# Dehydrating potatoes and figs



## mpguy18 (Sep 7, 2011)

Howdy all, Has anyone ever dehydrated their own potatoes and figs? We have planted six different kinds of potatoes this year and hope to dehydrate them in the fall, but have never tried potatoes before. Know that if you leave them in the air, the sugars blacken - and we really don't want that . Would like to dehydrate them then vaccuum pack for later. Just don't want to wast half the crop on the learning curve.

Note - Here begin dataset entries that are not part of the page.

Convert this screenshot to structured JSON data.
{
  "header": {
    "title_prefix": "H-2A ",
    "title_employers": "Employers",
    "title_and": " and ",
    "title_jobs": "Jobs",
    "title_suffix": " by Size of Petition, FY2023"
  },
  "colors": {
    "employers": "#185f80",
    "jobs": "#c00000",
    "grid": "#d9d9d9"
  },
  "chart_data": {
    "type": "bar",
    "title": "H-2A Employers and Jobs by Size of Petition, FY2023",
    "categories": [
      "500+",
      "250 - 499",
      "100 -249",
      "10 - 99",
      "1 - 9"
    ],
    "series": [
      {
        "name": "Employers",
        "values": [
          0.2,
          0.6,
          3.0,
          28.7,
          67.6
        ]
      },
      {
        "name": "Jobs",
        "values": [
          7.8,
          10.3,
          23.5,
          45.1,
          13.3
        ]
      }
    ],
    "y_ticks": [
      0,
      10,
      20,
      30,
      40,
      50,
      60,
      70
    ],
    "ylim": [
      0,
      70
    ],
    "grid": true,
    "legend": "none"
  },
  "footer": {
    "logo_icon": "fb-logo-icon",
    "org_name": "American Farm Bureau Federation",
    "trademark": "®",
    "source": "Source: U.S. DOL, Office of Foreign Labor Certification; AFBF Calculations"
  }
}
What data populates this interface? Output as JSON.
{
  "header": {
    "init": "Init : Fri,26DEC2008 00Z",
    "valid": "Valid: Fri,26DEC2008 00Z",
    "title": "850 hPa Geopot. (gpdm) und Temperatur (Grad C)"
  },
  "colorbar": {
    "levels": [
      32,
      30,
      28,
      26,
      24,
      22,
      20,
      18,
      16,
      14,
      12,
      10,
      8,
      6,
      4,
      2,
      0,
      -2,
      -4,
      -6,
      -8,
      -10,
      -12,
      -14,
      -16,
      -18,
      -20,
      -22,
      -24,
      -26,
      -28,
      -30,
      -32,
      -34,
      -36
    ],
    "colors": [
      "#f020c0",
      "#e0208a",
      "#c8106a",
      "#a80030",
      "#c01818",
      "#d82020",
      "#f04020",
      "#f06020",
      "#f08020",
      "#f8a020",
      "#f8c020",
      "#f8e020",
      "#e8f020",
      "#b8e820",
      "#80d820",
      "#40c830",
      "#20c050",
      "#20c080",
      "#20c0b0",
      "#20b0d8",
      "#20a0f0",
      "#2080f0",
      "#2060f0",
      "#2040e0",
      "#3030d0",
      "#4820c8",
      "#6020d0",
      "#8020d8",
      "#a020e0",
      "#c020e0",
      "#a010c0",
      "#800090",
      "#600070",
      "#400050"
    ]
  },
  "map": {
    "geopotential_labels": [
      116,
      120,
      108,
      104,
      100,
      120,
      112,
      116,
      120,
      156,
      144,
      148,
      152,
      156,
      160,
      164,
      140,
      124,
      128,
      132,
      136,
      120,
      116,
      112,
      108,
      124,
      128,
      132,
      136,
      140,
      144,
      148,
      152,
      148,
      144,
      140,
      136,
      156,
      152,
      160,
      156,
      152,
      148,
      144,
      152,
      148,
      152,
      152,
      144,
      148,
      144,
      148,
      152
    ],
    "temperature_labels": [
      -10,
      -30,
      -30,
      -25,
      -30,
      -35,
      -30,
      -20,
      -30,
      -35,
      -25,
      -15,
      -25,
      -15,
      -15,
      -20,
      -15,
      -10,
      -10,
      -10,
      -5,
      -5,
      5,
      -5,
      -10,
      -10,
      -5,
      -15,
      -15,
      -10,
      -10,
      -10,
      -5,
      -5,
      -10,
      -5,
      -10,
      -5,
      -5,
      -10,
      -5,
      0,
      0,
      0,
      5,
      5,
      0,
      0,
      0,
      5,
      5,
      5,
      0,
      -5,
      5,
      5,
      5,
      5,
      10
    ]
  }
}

Also, planted two Brown Turkey Fig trees last fall and they are doing great with the warm spring and all the rain. Are these good to dehydrate? Or do we need to skin and seed prior? haven't found too much on the net that is specific and the kids have learned to love these as treats.

Thanks for the help!


----------



## Possumfam (Apr 19, 2011)

Don't know about the figs, but I have done potatoes a few years back. To keep them from turning black, they need to be cooked (I don't think I just blanched them, I think I boiled them) and sliced them into little rounds. They did just fine. If I remember correctly, I got my info from youtube.


----------



## Davarm (Oct 22, 2011)

When you dehydrate potatoes they often turn black, doesn't necessarily mean that they went bad though.

If you want to ensure they dont turn, you can slice them and boil them until they are about 1/2 done then put them in the dehydrator. They will turn translucent and pretty much keep forever.

The figs, I also have Turkey Figs and dehydrated a few last year. I just couldn't bring myself to eat them, they smelled like my grandfathers "Redman Chewing Tobacco". I later found some dried figs at the grocery store and bought some to check out, they also smelled like the Chew. I guess it is just way it is with figs.


----------



## mpguy18 (Sep 7, 2011)

Thanks all. Will document at the end of the season and post the results. Again, thanks.


----------



## neldarez (Apr 10, 2011)

I've been dehydrating potatoes almost every day for a week, I wash them good, slice on the thick side ( with mandolin slicer) put them into boiling water for about 4 minutes, ( starting to cook) put immediately into ice cold water, pat somewhat dry and stick into dryer. Works like a champ...I quit peeling them and I'm much happier about it. Less work for one thing...


----------



## goshengirl (Dec 18, 2010)

I don't know about figs. :dunno:

For potatoes, I use a mandolin slicer over a bowl of water with lemon juice. Then I lightly cook them in a blanching basket and dunk them in cold water with lemon juice before putting them in the dehydrator. May be overkill on the citric acid, but it works.  I've done the following varieties this way: Goldrush, Yukon Gold, Kennebec, Yellow Finn, and German Butterball. Oh, and I scrub the potatoes before slicing them, but I don't peel them - too much work! lol


----------



## stayingthegame (Mar 22, 2011)

just got back from wally world. they had five pound bags of potatoes for 1.00. got 5 bags and will try drying them next week when I have more time. could I grate them and dry for hash browns?


----------



## Possumfam (Apr 19, 2011)

Yes, I think you can do the hash browns, too. The whole potatoes were boiled before grating. Made the grating easier, too.


----------